1. Su complacencia en ello. “Es dulce a su boca”. Metáfora tomada de la comida natural, que es agradable y deleitable al paladar, que se asienta en la boca o en el paladar. Así es el pecado para el corazón carnal. Es muy dulce y refrescante. Sobre todo en los primeros abrazos o agasajos de la misma. El fundamento de esto es este. Es adecuado y connatural a él. Podemos juzgar el deleite que una persona mala tiene en el pecado, por la medida del deleite de una persona agraciada en la bondad. Satanás les agranda y adelanta las cosas, y las hace parecer más grandes de lo que son.

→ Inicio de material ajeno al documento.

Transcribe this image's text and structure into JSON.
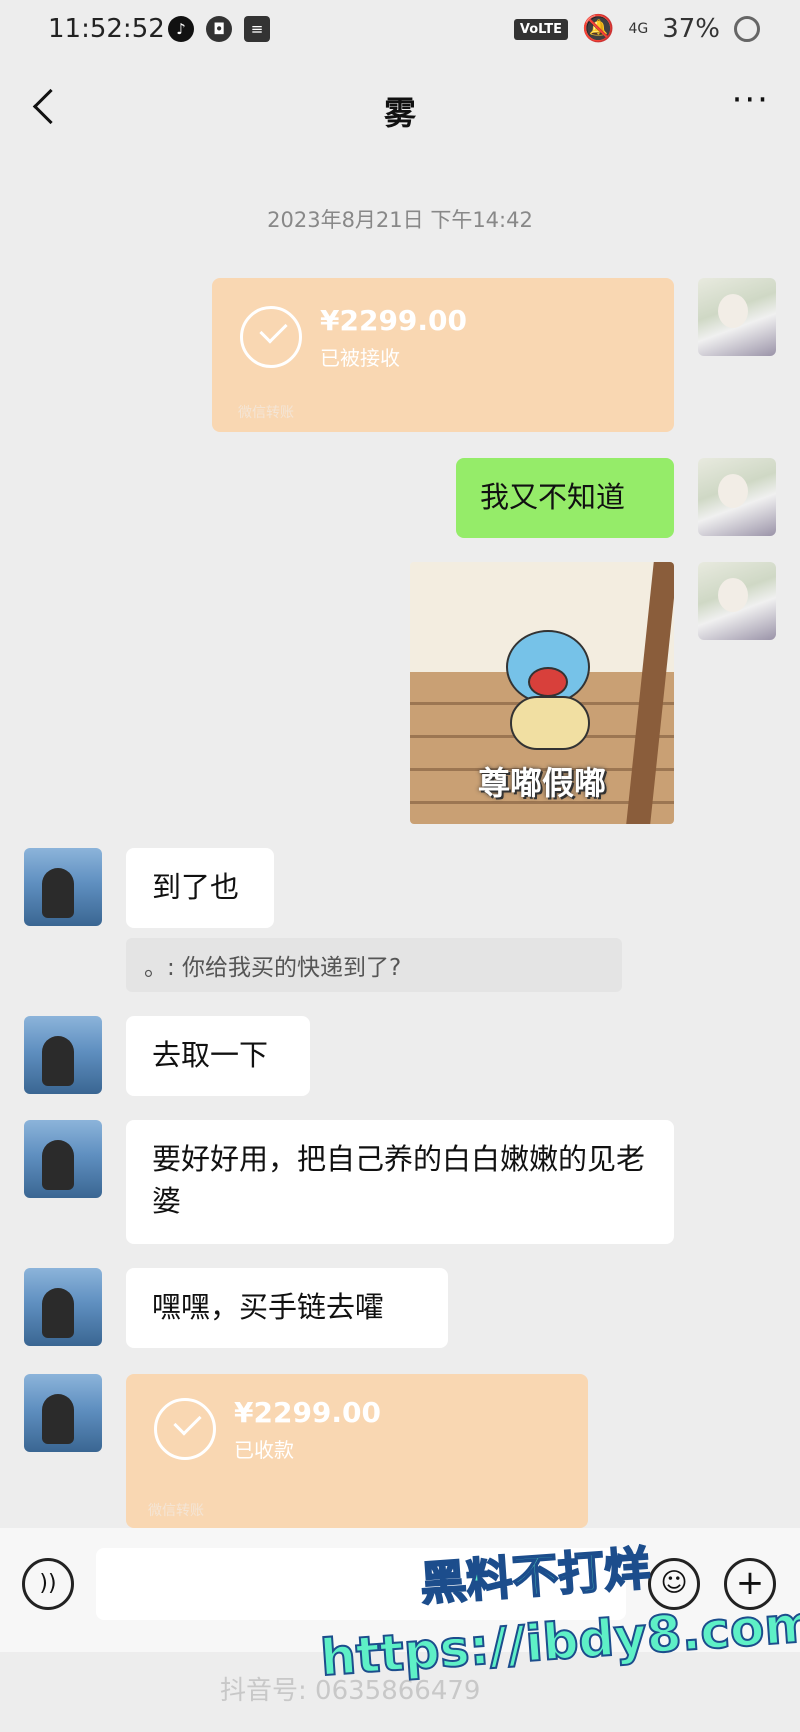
{
  "status_bar": {
    "time": "11:52:52",
    "network": "VoLTE",
    "signal": "4G",
    "battery": "37%"
  },
  "header": {
    "title": "雾"
  },
  "timestamp": "2023年8月21日 下午14:42",
  "messages": {
    "transfer_1": {
      "amount": "¥2299.00",
      "status": "已被接收",
      "footer": "微信转账"
    },
    "me_text": "我又不知道",
    "sticker_caption": "尊嘟假嘟",
    "them_1": "到了也",
    "quote_1": "。: 你给我买的快递到了?",
    "them_2": "去取一下",
    "them_3": "要好好用，把自己养的白白嫩嫩的见老婆",
    "them_4": "嘿嘿，买手链去嚯",
    "transfer_2": {
      "amount": "¥2299.00",
      "status": "已收款",
      "footer": "微信转账"
    }
  },
  "input": {
    "placeholder": ""
  },
  "watermarks": {
    "douyin": "抖音号: 0635866479",
    "promo_line1": "黑料不打烊",
    "promo_line2": "https://ibdy8.com"
  },
  "colors": {
    "background": "#ededed",
    "green_bubble": "#95ec69",
    "transfer_orange": "#f9d7b2"
  }
}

2. Su ocultación de la misma. “Lo esconde debajo de su lengua”. Esto hacen los malvados, ya sea hablando a favor del pecado, o hablando en contra de él. Hablan por ella negándola, o disminuyéndola, o defendiéndola.
3. Su indulgencia o favoritismo hacia ella. Él lo perdona, y no lo abandona. Él lo ahorra, en cuanto a materia de búsqueda e investigación; en cuanto a materia de resistencia y oposición; en cuanto a materia de expulsión, y expulsión, y mortificación. Él no lo abandona. Él nunca abandona su pecado, hasta que su pecado lo abandone a él, y ya no puede guardarlo más. No se puede decir que un hombre abandona ningún pecado en particular, si no abandona el camino del pecado en general.
II. El efecto del pecado en el impío. “Sin embargo, su carne”, etc. En general, “Su carne dentro de sus entrañas está revuelta”. En particular, “es como hiel de áspides dentro de él”. Esta figura representa la amargura y lo pernicioso del pecado. Uso y mejora.
1. Cuidado con ser tomado por cualquier camino o proceder pecaminoso, por la aparente dulzura que hay en él.
2. No te agrades a ti mismo en cubrir y ocultar el pecado.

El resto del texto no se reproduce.